Nebraska’s governor on Friday angrily defended his decision to not track COVID-19 cases at specific meatpacking plants that have become contagion hot spots in his state.
Gov. Pete Ricketts (R) did reveal on Thursday that more than 1,000 people in all of the state’s meatpacking plants have tested positive. That’s roughly one-sixth of all cases in Nebraska, he said. He would not, however, provide the numbers at particular plants.
Ricketts’s stance comes as the Trump administration is demanding meat processing plants remain open even as they remain among the most dangerous for COVID-19 infections among workers. About 10,000 COVID-19 cases have been linked to workers at meatpacking plants across the nation, USA Today and the Midwest Center for Investigative Reporting have found. At least 45 workers have died.
Ricketts claimed on Wednesday that specific statistics from individual plants are prohibited by the federal law protecting individuals’ privacy under the Health Insurance Portability and Accountability Act. But reported COVID-19 cases don’t reveal the identities of the people who have tested positive, only the numbers. And other states have reported infection rates at particular plants.
Ricketts’s decision was attacked Thursday night by MSNBC’s Rachel Maddow for “not letting anyone know what’s happening” with specifics infection rates in each of the state’s meatpacking plants — or nursing homes or prisons.
Ricketts accused Maddow on Friday of having an “agenda” and claimed that his aggregate number of COVID-19 cases at food processing plants is an adequate accounting, the Omaha World-Herald reported. The governor’s spokesperson later tweeted that Maddow was spreading “fake news” and engaging in “totally blind partisan gamesmanship.”
Maddow slammed back:
Tracking outbreaks in specific plants helps uncover particular problems at factories that are threatening workers’ lives — as well as the health of those of the surrounding communities.
Last week an “incensed” sheriff in Iowa blasted “dysfunctional” Tyson Fresh Meats after 900 workers tested positive for COVID-19 at a plant in Waterloo. That was 90% of the cases in Iowa’s Black Hawk County.
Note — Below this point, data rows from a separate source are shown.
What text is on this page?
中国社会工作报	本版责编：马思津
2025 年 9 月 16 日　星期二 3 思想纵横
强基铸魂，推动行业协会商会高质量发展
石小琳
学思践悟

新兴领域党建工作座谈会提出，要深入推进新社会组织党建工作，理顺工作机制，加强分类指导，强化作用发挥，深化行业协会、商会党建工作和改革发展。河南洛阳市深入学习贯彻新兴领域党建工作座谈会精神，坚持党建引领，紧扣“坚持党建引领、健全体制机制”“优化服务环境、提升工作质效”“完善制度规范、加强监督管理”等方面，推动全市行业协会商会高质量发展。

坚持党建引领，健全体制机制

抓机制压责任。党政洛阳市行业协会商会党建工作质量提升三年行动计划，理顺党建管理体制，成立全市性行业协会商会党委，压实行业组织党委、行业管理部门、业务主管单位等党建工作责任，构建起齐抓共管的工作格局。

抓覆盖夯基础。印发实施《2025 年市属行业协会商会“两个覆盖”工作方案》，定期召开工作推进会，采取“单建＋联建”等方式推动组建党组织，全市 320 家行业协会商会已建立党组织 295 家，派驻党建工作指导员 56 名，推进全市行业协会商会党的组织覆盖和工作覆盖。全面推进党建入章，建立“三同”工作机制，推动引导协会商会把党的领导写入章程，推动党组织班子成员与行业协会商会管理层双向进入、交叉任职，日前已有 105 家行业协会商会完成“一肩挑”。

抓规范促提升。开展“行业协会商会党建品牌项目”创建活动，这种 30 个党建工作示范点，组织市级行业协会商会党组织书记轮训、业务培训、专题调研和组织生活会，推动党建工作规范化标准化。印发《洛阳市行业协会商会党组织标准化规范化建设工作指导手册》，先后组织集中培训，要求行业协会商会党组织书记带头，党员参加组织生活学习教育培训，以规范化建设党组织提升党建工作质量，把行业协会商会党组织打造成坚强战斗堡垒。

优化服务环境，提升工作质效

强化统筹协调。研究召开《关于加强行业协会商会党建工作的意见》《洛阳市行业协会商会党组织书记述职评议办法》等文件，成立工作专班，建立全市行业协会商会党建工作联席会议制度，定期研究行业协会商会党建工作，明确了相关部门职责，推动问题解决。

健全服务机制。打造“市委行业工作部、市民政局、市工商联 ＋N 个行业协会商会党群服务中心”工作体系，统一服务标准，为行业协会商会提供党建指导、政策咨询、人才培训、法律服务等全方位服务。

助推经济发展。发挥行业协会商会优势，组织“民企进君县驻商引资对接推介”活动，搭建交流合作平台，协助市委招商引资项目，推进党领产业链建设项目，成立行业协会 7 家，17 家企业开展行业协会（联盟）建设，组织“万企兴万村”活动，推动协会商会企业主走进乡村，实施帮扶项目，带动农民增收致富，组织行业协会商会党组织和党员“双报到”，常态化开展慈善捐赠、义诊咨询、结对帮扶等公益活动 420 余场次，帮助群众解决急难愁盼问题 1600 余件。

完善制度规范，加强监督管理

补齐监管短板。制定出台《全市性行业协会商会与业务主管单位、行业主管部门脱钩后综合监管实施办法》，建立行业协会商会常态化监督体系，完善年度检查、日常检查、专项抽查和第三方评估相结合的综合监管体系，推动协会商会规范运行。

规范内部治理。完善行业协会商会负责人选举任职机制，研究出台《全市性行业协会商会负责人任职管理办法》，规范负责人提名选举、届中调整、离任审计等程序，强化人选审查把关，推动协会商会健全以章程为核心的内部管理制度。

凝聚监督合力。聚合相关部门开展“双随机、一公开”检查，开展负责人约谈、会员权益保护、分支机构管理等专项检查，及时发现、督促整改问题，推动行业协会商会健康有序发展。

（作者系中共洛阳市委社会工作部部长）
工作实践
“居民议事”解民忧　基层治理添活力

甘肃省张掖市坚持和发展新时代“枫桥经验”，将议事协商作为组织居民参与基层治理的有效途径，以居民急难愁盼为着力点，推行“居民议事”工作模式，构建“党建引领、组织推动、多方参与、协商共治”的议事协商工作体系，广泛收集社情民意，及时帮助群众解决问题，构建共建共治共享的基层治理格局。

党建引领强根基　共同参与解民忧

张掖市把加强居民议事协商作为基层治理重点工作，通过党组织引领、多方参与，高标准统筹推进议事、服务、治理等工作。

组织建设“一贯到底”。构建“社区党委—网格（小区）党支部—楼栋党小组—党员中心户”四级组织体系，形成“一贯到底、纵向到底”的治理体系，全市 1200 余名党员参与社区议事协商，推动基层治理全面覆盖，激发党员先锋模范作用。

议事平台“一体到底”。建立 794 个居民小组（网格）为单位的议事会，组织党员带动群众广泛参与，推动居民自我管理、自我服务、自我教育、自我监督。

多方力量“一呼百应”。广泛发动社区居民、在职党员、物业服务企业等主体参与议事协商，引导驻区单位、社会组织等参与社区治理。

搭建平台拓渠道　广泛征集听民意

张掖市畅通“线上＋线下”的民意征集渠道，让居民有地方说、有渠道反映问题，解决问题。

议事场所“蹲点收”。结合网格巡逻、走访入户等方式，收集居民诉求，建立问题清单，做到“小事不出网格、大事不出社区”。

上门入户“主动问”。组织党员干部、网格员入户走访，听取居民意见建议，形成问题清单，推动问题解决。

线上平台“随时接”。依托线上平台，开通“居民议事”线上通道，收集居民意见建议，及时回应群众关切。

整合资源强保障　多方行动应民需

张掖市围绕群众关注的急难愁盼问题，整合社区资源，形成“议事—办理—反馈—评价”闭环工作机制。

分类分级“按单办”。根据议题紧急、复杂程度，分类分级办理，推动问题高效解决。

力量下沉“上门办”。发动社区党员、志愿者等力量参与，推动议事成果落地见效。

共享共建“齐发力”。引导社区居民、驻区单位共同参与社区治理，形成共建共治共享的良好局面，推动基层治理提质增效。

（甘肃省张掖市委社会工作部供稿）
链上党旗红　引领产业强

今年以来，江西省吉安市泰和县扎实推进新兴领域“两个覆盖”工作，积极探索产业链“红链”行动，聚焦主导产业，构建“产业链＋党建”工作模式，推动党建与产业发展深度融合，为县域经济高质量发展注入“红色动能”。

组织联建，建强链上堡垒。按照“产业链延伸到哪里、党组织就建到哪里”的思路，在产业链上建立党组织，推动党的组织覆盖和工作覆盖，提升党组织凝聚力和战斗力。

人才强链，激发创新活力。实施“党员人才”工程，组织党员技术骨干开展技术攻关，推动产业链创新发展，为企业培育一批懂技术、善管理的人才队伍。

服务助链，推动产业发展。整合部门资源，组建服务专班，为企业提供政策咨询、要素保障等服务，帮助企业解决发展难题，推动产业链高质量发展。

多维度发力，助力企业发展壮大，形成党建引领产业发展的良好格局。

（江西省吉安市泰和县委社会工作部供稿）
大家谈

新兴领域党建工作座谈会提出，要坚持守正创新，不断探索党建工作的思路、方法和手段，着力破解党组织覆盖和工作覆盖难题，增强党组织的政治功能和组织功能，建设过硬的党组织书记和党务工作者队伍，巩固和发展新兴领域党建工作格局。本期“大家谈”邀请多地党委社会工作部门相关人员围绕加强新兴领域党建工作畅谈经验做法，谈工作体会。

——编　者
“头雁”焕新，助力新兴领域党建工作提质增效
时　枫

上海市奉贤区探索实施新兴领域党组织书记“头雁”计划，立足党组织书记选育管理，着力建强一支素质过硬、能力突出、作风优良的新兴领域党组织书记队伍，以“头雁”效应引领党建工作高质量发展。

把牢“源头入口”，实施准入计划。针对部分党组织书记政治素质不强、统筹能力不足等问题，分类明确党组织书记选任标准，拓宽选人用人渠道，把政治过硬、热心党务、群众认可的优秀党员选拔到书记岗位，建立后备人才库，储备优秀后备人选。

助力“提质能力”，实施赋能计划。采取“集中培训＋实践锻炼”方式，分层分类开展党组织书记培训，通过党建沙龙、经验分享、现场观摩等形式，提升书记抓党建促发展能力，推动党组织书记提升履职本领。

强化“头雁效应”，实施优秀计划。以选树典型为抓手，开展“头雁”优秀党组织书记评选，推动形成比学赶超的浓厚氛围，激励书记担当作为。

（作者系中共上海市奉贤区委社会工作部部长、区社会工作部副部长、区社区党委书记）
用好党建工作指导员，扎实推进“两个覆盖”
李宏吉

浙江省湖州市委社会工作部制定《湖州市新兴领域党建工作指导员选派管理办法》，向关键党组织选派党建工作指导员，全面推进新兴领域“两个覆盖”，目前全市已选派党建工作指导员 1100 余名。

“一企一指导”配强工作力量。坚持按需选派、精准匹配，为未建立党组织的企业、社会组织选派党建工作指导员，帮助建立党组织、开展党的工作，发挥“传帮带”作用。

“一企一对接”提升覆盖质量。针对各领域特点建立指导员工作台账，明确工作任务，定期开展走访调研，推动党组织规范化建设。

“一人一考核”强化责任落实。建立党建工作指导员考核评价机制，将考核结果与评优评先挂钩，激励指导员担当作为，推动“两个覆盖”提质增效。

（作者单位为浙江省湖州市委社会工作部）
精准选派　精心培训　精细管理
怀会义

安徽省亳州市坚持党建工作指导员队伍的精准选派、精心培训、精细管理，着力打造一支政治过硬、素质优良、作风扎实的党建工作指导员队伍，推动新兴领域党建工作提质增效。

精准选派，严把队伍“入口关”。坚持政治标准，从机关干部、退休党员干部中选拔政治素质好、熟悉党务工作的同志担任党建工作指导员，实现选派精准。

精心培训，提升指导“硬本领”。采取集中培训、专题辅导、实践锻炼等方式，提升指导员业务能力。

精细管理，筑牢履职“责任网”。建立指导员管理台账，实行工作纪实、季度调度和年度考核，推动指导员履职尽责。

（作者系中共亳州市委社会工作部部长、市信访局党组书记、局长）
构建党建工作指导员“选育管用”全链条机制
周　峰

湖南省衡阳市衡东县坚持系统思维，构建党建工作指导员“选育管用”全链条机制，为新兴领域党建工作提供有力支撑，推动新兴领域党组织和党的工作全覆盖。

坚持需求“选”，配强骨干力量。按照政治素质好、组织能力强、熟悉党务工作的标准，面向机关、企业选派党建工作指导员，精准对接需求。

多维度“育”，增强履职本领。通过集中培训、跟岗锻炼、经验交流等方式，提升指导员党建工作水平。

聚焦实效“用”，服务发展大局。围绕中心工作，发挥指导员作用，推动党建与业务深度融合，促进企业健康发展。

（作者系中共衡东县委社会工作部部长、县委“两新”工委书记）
The Tyson plant in Waterloo reopened Thursday — even as the infection level climbed to 1,000 cases. More than 1,600 workers at four Iowa meatpacking plants have tested positive for COVID-19.
Nebraska’s testing protocols are suspected of keeping the number of cases in the state artificially low. Not a single inmate in Nebraska’s prisons, for example, has been tested — even though staff members have already tested positive. The Nebraska Department of Corrections told the World-Herald that no inmates have symptoms that warrant testing.
Even without basement levels of testing, four counties in Nebraska have the fastest growing number of cases in the nation.
Maddow warned Ricketts on Thursday: “This is the kind of thing you go down in the history books for, Gov. Ricketts. You’re going to be famous for this, long after you’re gone.”